New Cardinals coordinator brings strong Arians influence
TEMPE — A disciple of Bruce Arians is now in charge of the Arizona Cardinals offense.
Whether Byron Leftwich can awaken that slumbering unit remains to be seen.
But Arians' influence is undeniable.
After a lot of lobbying, Arians talked Leftwich into taking a job as a coaching intern two seasons ago. Last year, he promoted Leftwich to quarterbacks coach.
When Arians retired as Cardinals head coach after last season and Steve Wilks was hired, Leftwich stayed on as quarterbacks coach. And when Wilks fired Mike McCoy last week, Leftwich was promoted to offensive coordinator.
"B.A., he's the reason I'm here," Leftwich said Thursday in his first meeting with reporters since getting the new job. "It was just special that he gave me this opportunity. He's been trying to get me to do it forever and he gave me the opportunity and once I saw it I fell in love with it.
"He knew the way I cared about football. He knew how much time and energy I put into this thing. I'm glad he got me into this thing because I love every minute of it right now."
Rookie quarterback Josh Rosen sees the Arians influence.
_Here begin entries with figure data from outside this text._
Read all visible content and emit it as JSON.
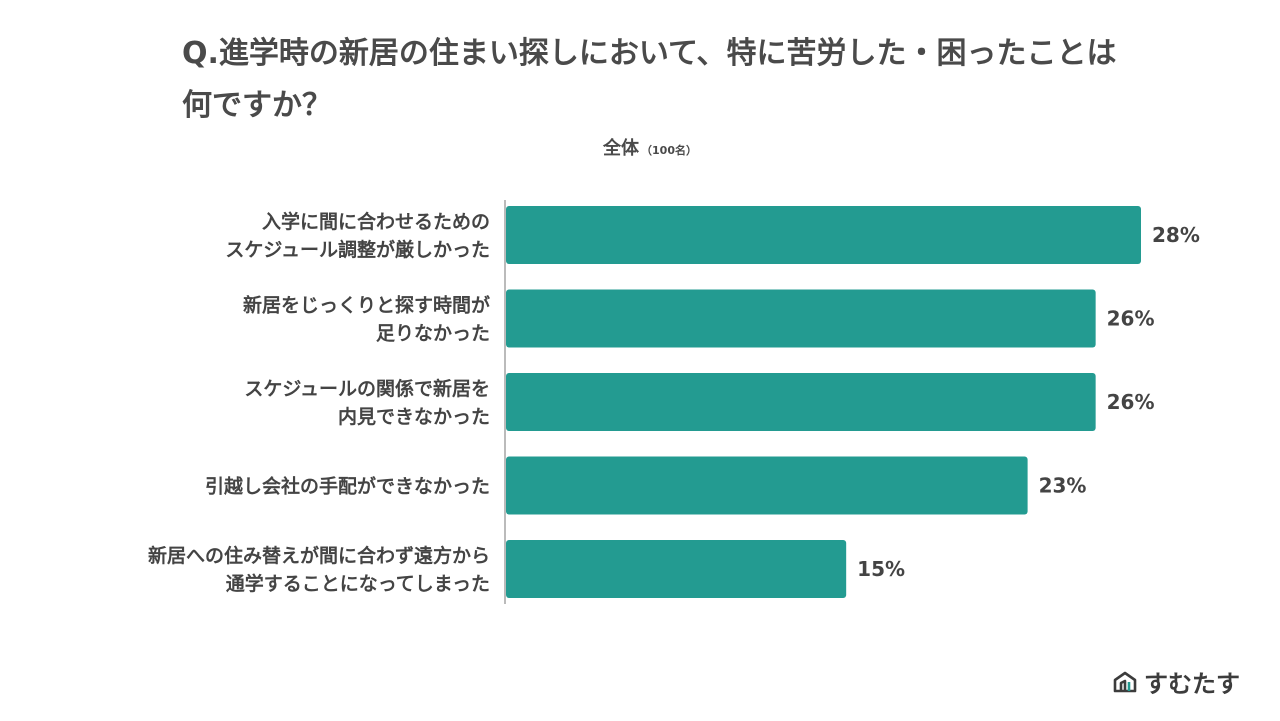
{
  "title": "Q.進学時の新居の住まい探しにおいて、特に苦労した・困ったことは何ですか？",
  "subtitle": {
    "main": "全体",
    "note": "（100名）"
  },
  "brand": {
    "name": "すむたす",
    "icon": "house-logo-icon"
  },
  "colors": {
    "bar": "#239b91",
    "text": "#444444",
    "axis": "#bbbbbb"
  },
  "chart_data": {
    "type": "bar",
    "orientation": "horizontal",
    "title": "Q.進学時の新居の住まい探しにおいて、特に苦労した・困ったことは何ですか？",
    "categories": [
      [
        "入学に間に合わせるための",
        "スケジュール調整が厳しかった"
      ],
      [
        "新居をじっくりと探す時間が",
        "足りなかった"
      ],
      [
        "スケジュールの関係で新居を",
        "内見できなかった"
      ],
      [
        "引越し会社の手配ができなかった"
      ],
      [
        "新居への住み替えが間に合わず遠方から",
        "通学することになってしまった"
      ]
    ],
    "values": [
      28,
      26,
      26,
      23,
      15
    ],
    "value_labels": [
      "28%",
      "26%",
      "26%",
      "23%",
      "15%"
    ],
    "unit": "%",
    "xlim": [
      0,
      28
    ],
    "grid": false,
    "legend": "none"
  }
}
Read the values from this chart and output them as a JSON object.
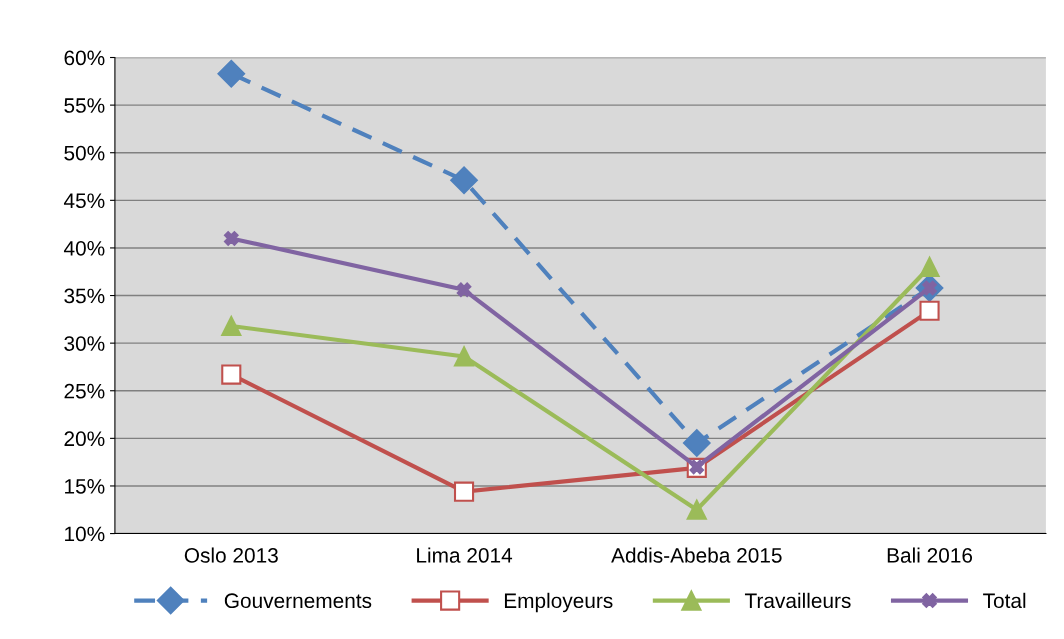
{
  "chart_data": {
    "type": "line",
    "categories": [
      "Oslo 2013",
      "Lima 2014",
      "Addis-Abeba 2015",
      "Bali 2016"
    ],
    "series": [
      {
        "name": "Gouvernements",
        "color": "#4f81bd",
        "marker": "diamond",
        "line_style": "dashed",
        "values": [
          58.3,
          47.1,
          19.5,
          35.8
        ]
      },
      {
        "name": "Employeurs",
        "color": "#c0504d",
        "marker": "square",
        "line_style": "solid",
        "values": [
          26.7,
          14.4,
          16.9,
          33.4
        ]
      },
      {
        "name": "Travailleurs",
        "color": "#9bbb59",
        "marker": "triangle",
        "line_style": "solid",
        "values": [
          31.8,
          28.6,
          12.5,
          38.0
        ]
      },
      {
        "name": "Total",
        "color": "#8064a2",
        "marker": "cross",
        "line_style": "solid",
        "values": [
          41.0,
          35.6,
          17.0,
          35.8
        ]
      }
    ],
    "ylim": [
      10,
      60
    ],
    "yticks": [
      {
        "value": 10,
        "label": "10%"
      },
      {
        "value": 15,
        "label": "15%"
      },
      {
        "value": 20,
        "label": "20%"
      },
      {
        "value": 25,
        "label": "25%"
      },
      {
        "value": 30,
        "label": "30%"
      },
      {
        "value": 35,
        "label": "35%"
      },
      {
        "value": 40,
        "label": "40%"
      },
      {
        "value": 45,
        "label": "45%"
      },
      {
        "value": 50,
        "label": "50%"
      },
      {
        "value": 55,
        "label": "55%"
      },
      {
        "value": 60,
        "label": "60%"
      }
    ],
    "grid": "y",
    "legend": "bottom"
  }
}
"Byron is sort of a B.A. descendent, and he (Arians) is sort of a ghostly legend in this building here," Rosen said. "I think he's putting in some new stuff but also pulling on some past knowledge. I am looking forward to what we are about to do with him."
Leftwich, like Rosen, was a first-round draft pick at quarterback, chosen seventh overall out of Marshall by Jacksonville in 2003. He played 10 seasons in the NFL, the last three with Pittsburgh. Arians was the Steelers' offensive coordinator for two of those seasons, and they developed a bond that continues to this day.
When he finally convinced Leftwich to take a coaching job, Arians let him call plays last year for a pair of preseason games.
"He was outstanding," Arians said in an interview on Arizona Sports 98.7 FM. "He was always a play ahead. You could tell he was a quarterback and a really, really smart one. He had such a great rapport in that room. I know Carson Palmer leaned on him heavily."
Leftwich inherits an offense that ranks last in the NFL in total yards and yards rushing and next-to-last in yards passing. Just what alterations he can make for Sunday's game against San Francisco is uncertain.
"It's tough to change a lot in a week but there is things that we can do," Leftwich said. "It's not really about doing a bunch of different stuff. It's about getting these guys. It's about Josh, it's about the growth of Josh but it's about the other 10 guys also. We've just got to play better and we've got to practice better."
His main focus is the development of Rosen.
"I mean he's a young quarterback. This kid's 21 years old. This is the National Football League," Leftwich said. "I've been there. I know what he's going through. I know what he's thinking. We're just trying to get him there, get him there as quickly as possible, getting him there as safe as possible and just teach him the things that he's going to need to play consistently for a long time in this league."
Leftwich said his playing career mirrored that of Rosen in the early years.
"I really like this kid," he said. "I think this kid can really play football."
Leftwich is Rosen's fifth offensive coordinator in the past four years.
"It's not fun. If I could prefer it, I would have one offense, but that's not really how it all worked out," Rosen said. "So, I'm just going to do the best I can with what I've got."
But Leftwich said he's not throwing a lot of new material at Rosen.
"I'm not changing this thing up," he said. "I'm not going to put this kid in a situation where he's out there and doesn't have an understanding of what he's doing. I'm just trying to give him a better understanding of what he's doing, just put him in better positions so he can have a lot of success in this league."
Arians, in his radio interview, had one prediction for the Leftwich offense.
"One thing I'll bet," Arians said. "It's a very teachable game plan and the guys will know exactly what's expected of them."